I tak dojechaliśmy do Pławna i Kamieńska, a tam skręciliśmy znów w polne dróżki do rodziny Jasia, którzy mieszkali nieopodal - kawka herbatka ciacha :). I do naszej ekipy na Dziewiczą Górę dołączył wujek, który jednocześnie był przewodnikiem. Dalszy etap to było typowo nie na trekkinowy rower - korzenie tam, tu..kamienie.. i ciągle albo wspinaczka albo zjazd :D nie powiem, cholernie mi się to spodobało.


I tak dojechaliśmy do punktu zwanym Dziewiczą Górą, gdzie znajdowała się wieża - aby wejść, trzeba było sypnąć kasą.
Zamiast zdjęć macie taki filmik:

Doskonale widać panoramę miast, a przynajmnie kilka charakterystycznych budynków. a także Morasko, Biedrusko, Owinsko...całe połasie Puszczy Zielonki.

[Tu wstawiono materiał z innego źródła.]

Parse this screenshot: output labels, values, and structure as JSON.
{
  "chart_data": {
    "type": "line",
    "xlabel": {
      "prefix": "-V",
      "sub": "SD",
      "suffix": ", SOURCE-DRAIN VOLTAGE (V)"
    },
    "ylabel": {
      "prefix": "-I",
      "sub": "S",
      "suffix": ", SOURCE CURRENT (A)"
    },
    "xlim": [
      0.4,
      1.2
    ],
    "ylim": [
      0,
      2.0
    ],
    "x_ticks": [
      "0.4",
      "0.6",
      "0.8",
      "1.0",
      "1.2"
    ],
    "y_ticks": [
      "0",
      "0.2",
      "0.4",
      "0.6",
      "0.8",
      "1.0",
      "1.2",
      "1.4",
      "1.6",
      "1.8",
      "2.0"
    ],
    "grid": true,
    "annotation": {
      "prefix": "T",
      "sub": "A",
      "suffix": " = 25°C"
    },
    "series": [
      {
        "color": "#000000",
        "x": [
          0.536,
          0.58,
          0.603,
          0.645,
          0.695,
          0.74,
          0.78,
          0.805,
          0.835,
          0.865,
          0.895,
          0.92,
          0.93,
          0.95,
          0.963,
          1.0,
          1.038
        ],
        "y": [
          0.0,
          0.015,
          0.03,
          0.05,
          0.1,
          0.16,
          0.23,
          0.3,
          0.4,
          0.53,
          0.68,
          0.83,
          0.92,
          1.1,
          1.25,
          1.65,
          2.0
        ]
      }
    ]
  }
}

Przy okazji znalazłem kesza, która była jakieś 150m od wieży...Droga powrotna przebiegła zupełnie inną drogą, równie atrakcyjną i z niespodziankami... Pożegnaliśmy się z Wujkiem i pognaliśmy się wykąpać do Okońska (podobnie było w zeszłym roku). Mieliśmy zahaczyć o Babskie Jeziora ale z uwagi na kryzys i późną godzinę, pognaliśmy raczej szosą. Kryzys objawił się dość wolnym tempem na poziomie 17-19km/h..

Generalnie tempo powinno być wyższe i takie było na poziomie 23-24km/h ale wiadomo, na szutrowych czy piaskach ciężko jest utrzymać taką szybkość. Pogoda była idealna na rower, bo nie było takiego upału ani też nie było duszno. Woda w jeziorze nawet przyzwoita ;).

I tak, kolejny sukces... bo udało mi się przekroczyć barierę 150km w dzień. :) Dzięki Jaśko za wycieczkę! :)

Trasa:

60 | GTR'owato + szosówka

Poniedziałek, 1 sierpnia 2011 · Komentarze(0)
Kategoria > 0


Kolejne spotkanie GTRu, o którym o mało bym nie zapomniał. Jako ze nowy tydzien, trzeba go dobrze rozpocząć. Jedynie koła szosówki są do poprawki.

I zaczyna mi sie szybka jazda podobać ;)

59 | pierwszy raz z Czerwoną Strzałą

Piątek, 29 lipca 2011 · Komentarze(0)
Kategoria > 0

Notka z piątku, bo weekendowo byłem niedostępny z powodu imprezki ogniskowej. Miałem przyjemność po raz pierwszy jechać Kolarzówką - Kosmosem.

Wrażenia? Na pewnno trzeba przywyknąć do nieco innego charakteru, wagi czy ułożenia ciała. Potrafi nieźle kopać na prostych, głównych trasach.

A dziś niestety odkryłem ze goście z wczorajszego ogniska uszkodzli mi Kosmosa - koło do centrowania.. ehh.

58 | Urodzinowo

Wtorek, 26 lipca 2011 · Komentarze(3)
Kategoria > 0

Wczoraj miałem imieniny, dziś przyszedł czas na 24.urodziny, które spędziłem dośc spokojnie a zakończyłem go rowerem nocną porą. Jak już rzekła moja mama, urodziłem się w nocy, więc nie dziwi jej to, ze kocham takie noce ;-).